In spite of the deliberate strategies to confuse there are some basic facts from which it is impossible to escape.

200 years of climate science amassing vast amounts of evidence points in the same direction – climate change is happening and we are causing it.

Carbon dioxide is known to create a greenhouse effect, carbon dioxide is increasing and the greenhouse effect is getting stronger.

The measured effects of climate change cannot be explained by natural processes alone. It can only be explained when human-emitted greenhouse gasses are included.

Every year our society emits carbon dioxide that it took nature 3 million years to lock-up! Any logic should tell you that 3 million times too much of anything is unlikely to be good!

At the same time human-caused damage to the world’s ecosystems has never been greater, reducing the ability of nature to respond to any imbalance.
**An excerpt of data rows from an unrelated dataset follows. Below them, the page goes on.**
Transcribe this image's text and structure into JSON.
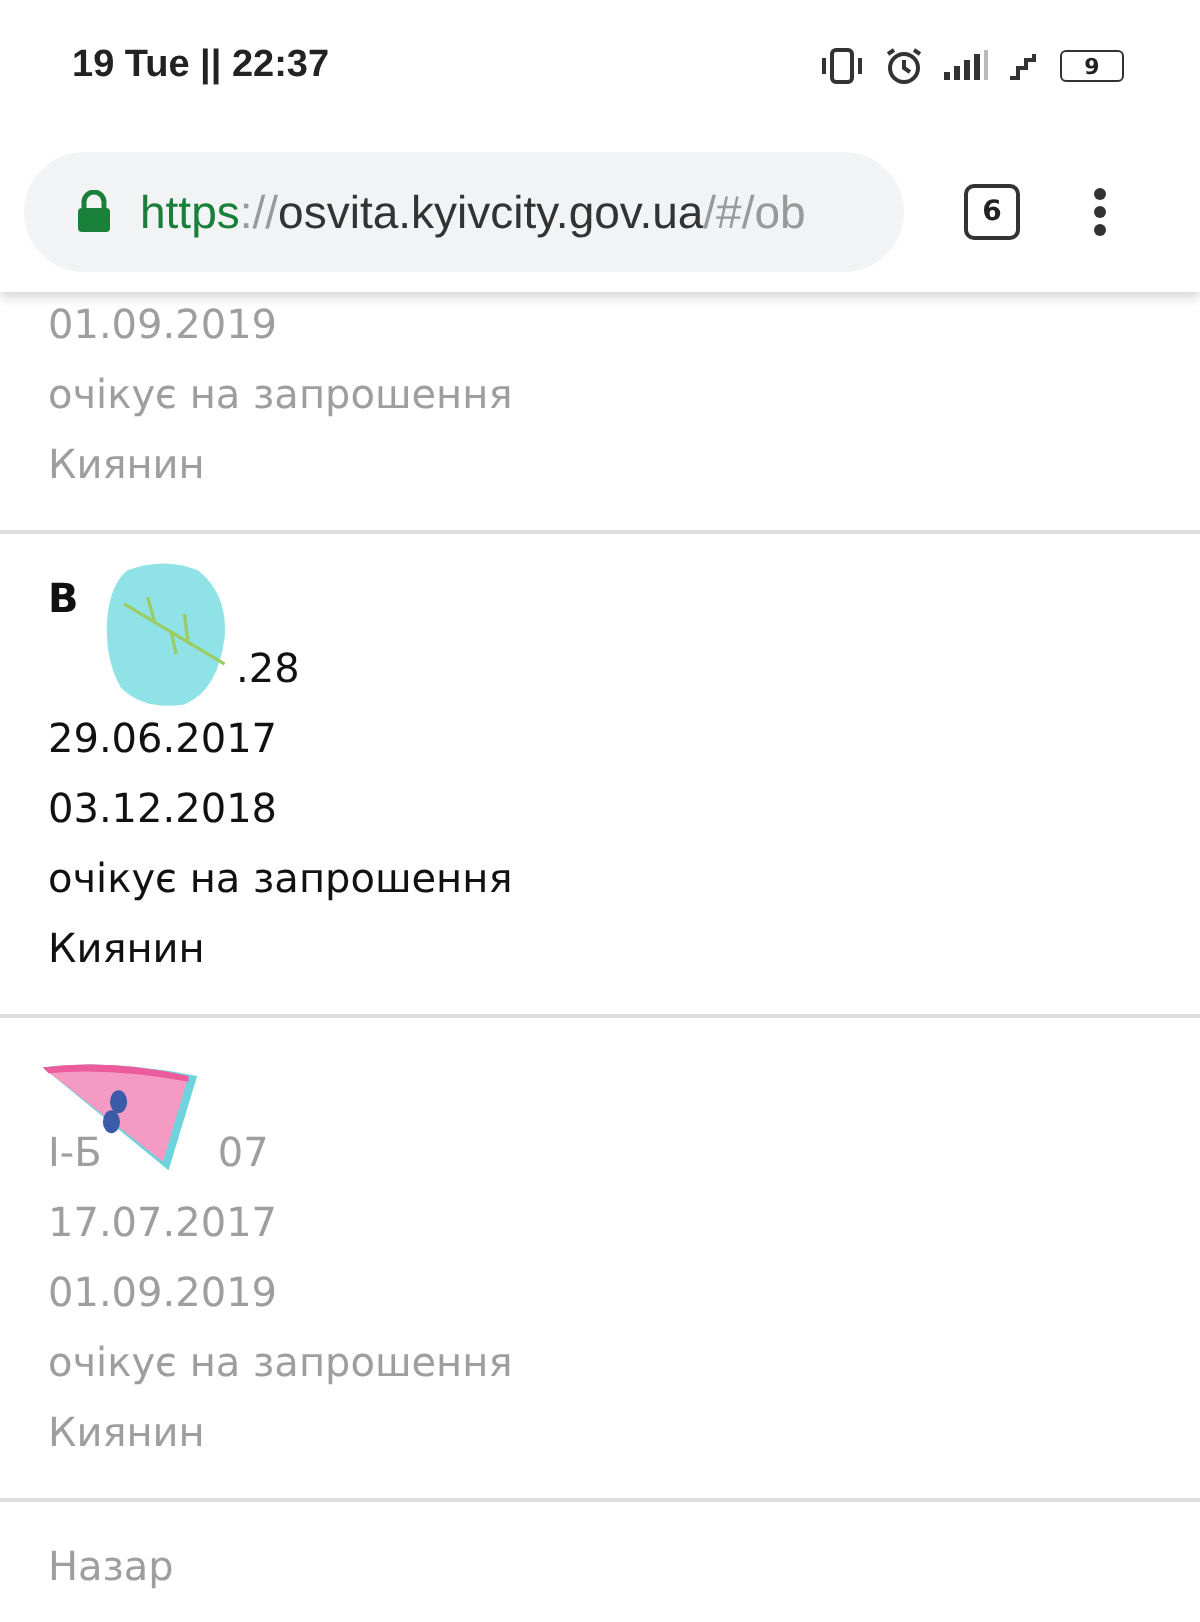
{
  "status_bar": {
    "time": "19 Tue || 22:37",
    "battery": "9"
  },
  "address_bar": {
    "scheme": "https",
    "separator": "://",
    "host": "osvita.kyivcity.gov.ua",
    "path": "/#/ob",
    "secure": true
  },
  "tab_count": "6",
  "cards": [
    {
      "dimmed": true,
      "lines": [
        {
          "kind": "text",
          "text": "01.09.2019"
        },
        {
          "kind": "text",
          "text": "очікує на запрошення"
        },
        {
          "kind": "text",
          "text": "Киянин"
        }
      ]
    },
    {
      "dimmed": false,
      "lines": [
        {
          "kind": "leaf",
          "text": "В"
        },
        {
          "kind": "tail",
          "text": ".28"
        },
        {
          "kind": "text",
          "text": "29.06.2017"
        },
        {
          "kind": "text",
          "text": "03.12.2018"
        },
        {
          "kind": "text",
          "text": "очікує на запрошення"
        },
        {
          "kind": "text",
          "text": "Киянин"
        }
      ]
    },
    {
      "dimmed": true,
      "lines": [
        {
          "kind": "melon"
        },
        {
          "kind": "split",
          "segments": [
            "І-Б",
            "07"
          ]
        },
        {
          "kind": "text",
          "text": "17.07.2017"
        },
        {
          "kind": "text",
          "text": "01.09.2019"
        },
        {
          "kind": "text",
          "text": "очікує на запрошення"
        },
        {
          "kind": "text",
          "text": "Киянин"
        }
      ]
    },
    {
      "dimmed": true,
      "lines": [
        {
          "kind": "text",
          "text": "Назар"
        }
      ]
    }
  ]
}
You might claim, against all the evidence, that there is some unknown natural process that is going to save the day. Some unknown negative feed-back loop will appear and soak up the surplus carbon dioxide, or counter the effect of increasing temperature. It would have to be an unknown phenomenon because all the known ones are already incorporated into climate change models. This strikes me as wishful thinking at a neo-religious level! We would not take this approach in the economic arena (just keep spending the money, our bank accounts will magically top themselves up at some stage!) so why does anyone give it any credibility when deniers wish to magic climate change away using the same logic?

Let us be clear. Human-induced climate change is a reasonable hypothesis supported by the vast majority of the evidence and the experts in the field. I have only ever met one or two climate change deniers that I would give any credibility to at all; by and large climate change denial is just an emotional response.